Will this wobble City, like it did last season? Will they be on the end of a ‘Golden-Shower’ next week at home to the ‘Orns’?
Time will tell…
Elsewhere, Liverpool’s winning steak continued. Goals aplenty from Mane (15) and Salah (9) make them simply irresistible in attack. Very much like in my bed though, they’re also struggling to keep a clean-sheet! My bed linen is all too often YELLOW!
Both time for Pool to be less gung-ho and me to start wearing an adult night-nappy??
Helping to take away some of the attention and embarrassment from both me and Liverpool’s defence is no-one else seems to be keeping a clean sheet! In fact from the 20 teams only 5 didn’t concede!
Chelsea and Spurs made BIG statements and scored BIG.
Abraham (14) & Tomori (9) and Son (16), Aurier (14) & Alderweireld (10) reaping the BIG points. A couple of possible low-priced gems in that gaggle!
Turning to the late Sunday match saw Arsenal go two goals to the good pretty quickly courtesy of Aubameyang (13). They were comfortable at half time. Job done? JPC (37th) thought so, anticipating a whitewash he switched TV channels!!
Now, if we go Back to the Future however, we know the Gunners are full of bottlers…
They overconfidently thought they’d BIFF’ed Watford; Ozil (ahem) called them YELLOW in the tunnel at half-time!
Watford, angered, finally grew some and learned to both score and mcFLY!
Nobody calls Watford YELLOW – they’re golden!!
Monday gave us….
… not a lot! A bore-draw. Two clean sheets though – way hay!!
It’s sad times when I’m cheering a clean sheet! Defenders just aren’t ‘all that’ this season.
In fact there is only one defender in the top FPL 20 scoring players thus far!
Scores were quite disproportionate this GW. It was obvious if you picked a ‘decent’ Captain or a ‘Man City’ Captain!
The Average FPL score was 52.
The FFUK top ten didn’t really set the world alight! Their average was 57!
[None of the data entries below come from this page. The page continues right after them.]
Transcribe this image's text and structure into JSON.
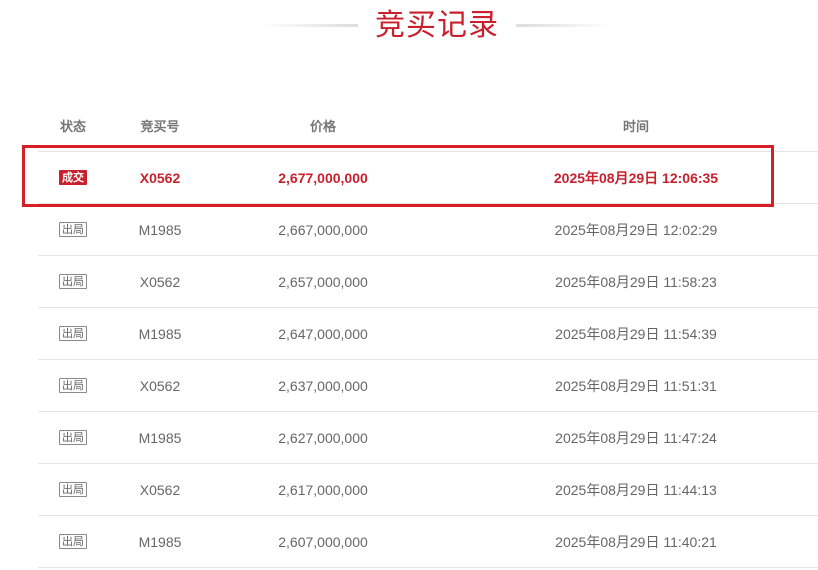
{
  "page_title": "竞买记录",
  "colors": {
    "accent": "#c8202d",
    "highlight_border": "#d61f26"
  },
  "table": {
    "headers": {
      "status": "状态",
      "bidder": "竞买号",
      "price": "价格",
      "time": "时间"
    },
    "rows": [
      {
        "status": "成交",
        "bidder": "X0562",
        "price": "2,677,000,000",
        "time": "2025年08月29日 12:06:35"
      },
      {
        "status": "出局",
        "bidder": "M1985",
        "price": "2,667,000,000",
        "time": "2025年08月29日 12:02:29"
      },
      {
        "status": "出局",
        "bidder": "X0562",
        "price": "2,657,000,000",
        "time": "2025年08月29日 11:58:23"
      },
      {
        "status": "出局",
        "bidder": "M1985",
        "price": "2,647,000,000",
        "time": "2025年08月29日 11:54:39"
      },
      {
        "status": "出局",
        "bidder": "X0562",
        "price": "2,637,000,000",
        "time": "2025年08月29日 11:51:31"
      },
      {
        "status": "出局",
        "bidder": "M1985",
        "price": "2,627,000,000",
        "time": "2025年08月29日 11:47:24"
      },
      {
        "status": "出局",
        "bidder": "X0562",
        "price": "2,617,000,000",
        "time": "2025年08月29日 11:44:13"
      },
      {
        "status": "出局",
        "bidder": "M1985",
        "price": "2,607,000,000",
        "time": "2025年08月29日 11:40:21"
      }
    ]
  }
}
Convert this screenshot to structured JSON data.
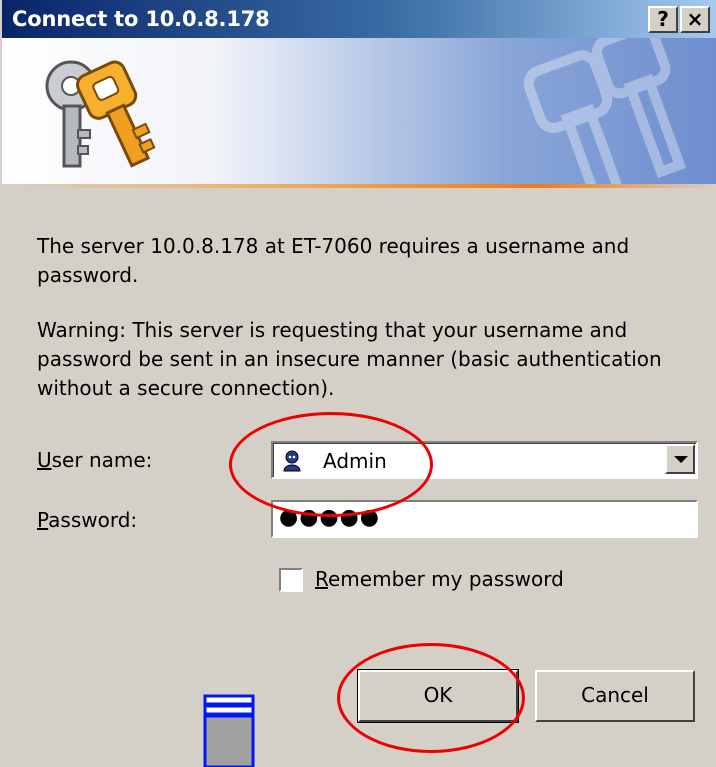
{
  "window": {
    "title": "Connect to 10.0.8.178",
    "help_glyph": "?",
    "close_glyph": "×"
  },
  "banner": {
    "icon": "keys-icon"
  },
  "message": {
    "line1": "The server 10.0.8.178 at ET-7060 requires a username and password.",
    "warning": "Warning: This server is requesting that your username and password be sent in an insecure manner (basic authentication without a secure connection)."
  },
  "form": {
    "username_label_u": "U",
    "username_label_rest": "ser name:",
    "username_value": "Admin",
    "username_icon": "user-icon",
    "password_label_p": "P",
    "password_label_rest": "assword:",
    "password_mask": "●●●●●",
    "remember_label_r": "R",
    "remember_label_rest": "emember my password",
    "remember_checked": false
  },
  "buttons": {
    "ok": "OK",
    "cancel": "Cancel"
  },
  "colors": {
    "annotation": "#e00000",
    "dialog_bg": "#d4d0c8",
    "title_start": "#0a246a"
  }
}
Top Cock and Scorer in the FFUK top ten was Simon Cockram (6th) with 71 pts.
Our new Leader is Neil Stewart (1st); he’s got ‘form’ and is a frequent occupier of a lofty position!
He has bragging rights over his brother and previous winner – Jamie Stewart (52nd). In fairness, he’s looking down and laughing at us all!
Three players made it into the Swiss electronic 80’s band – YELLO!
Top scorer was David Sullivan (45th) with 85 pts, closely followed by Malachi Benjamin (166th), who after you deduct his 4-point-Hit got 84 pts. Making up the 80’s crew was Leon Bonner (147th) with 81 pts.
Lowest scorer was Kingsley Goodridge (129th) with 29 pts.
A quick glimpse at my forecasted winner in the Take 5 Season Prediction –
Pete Cronin’s (78th) 64 pts moves him up the table – is it too late to change my mind?!
The first evictee Sean Griffin (71st) knew his fate on Sunday with a lowly 32 pts and no-one playing in the Monday night fixture.
There were quite a few sweating over their fate as Villa played the Hammers.
Two YELLOW cards equalling a red for Masuaka (3) made it squeaky bum time for Coolers but his clean sheet points proved vital!
Joining Sean Griffin on the Conts scrapheap is Ben Eastwood (186th) with 39 pts.
Tough spill lemons, your Conts Life is over…
Breathing a huge sigh of relief and with a complexion reverting back to normal from a YELLOW-ish colour is –
James Downie (135th), Sean Colohan (206th) & Alex Sadilier (242nd) with 41, 42 & 42 points respectively.
Take your Conts ‘pardon’ and come back stronger!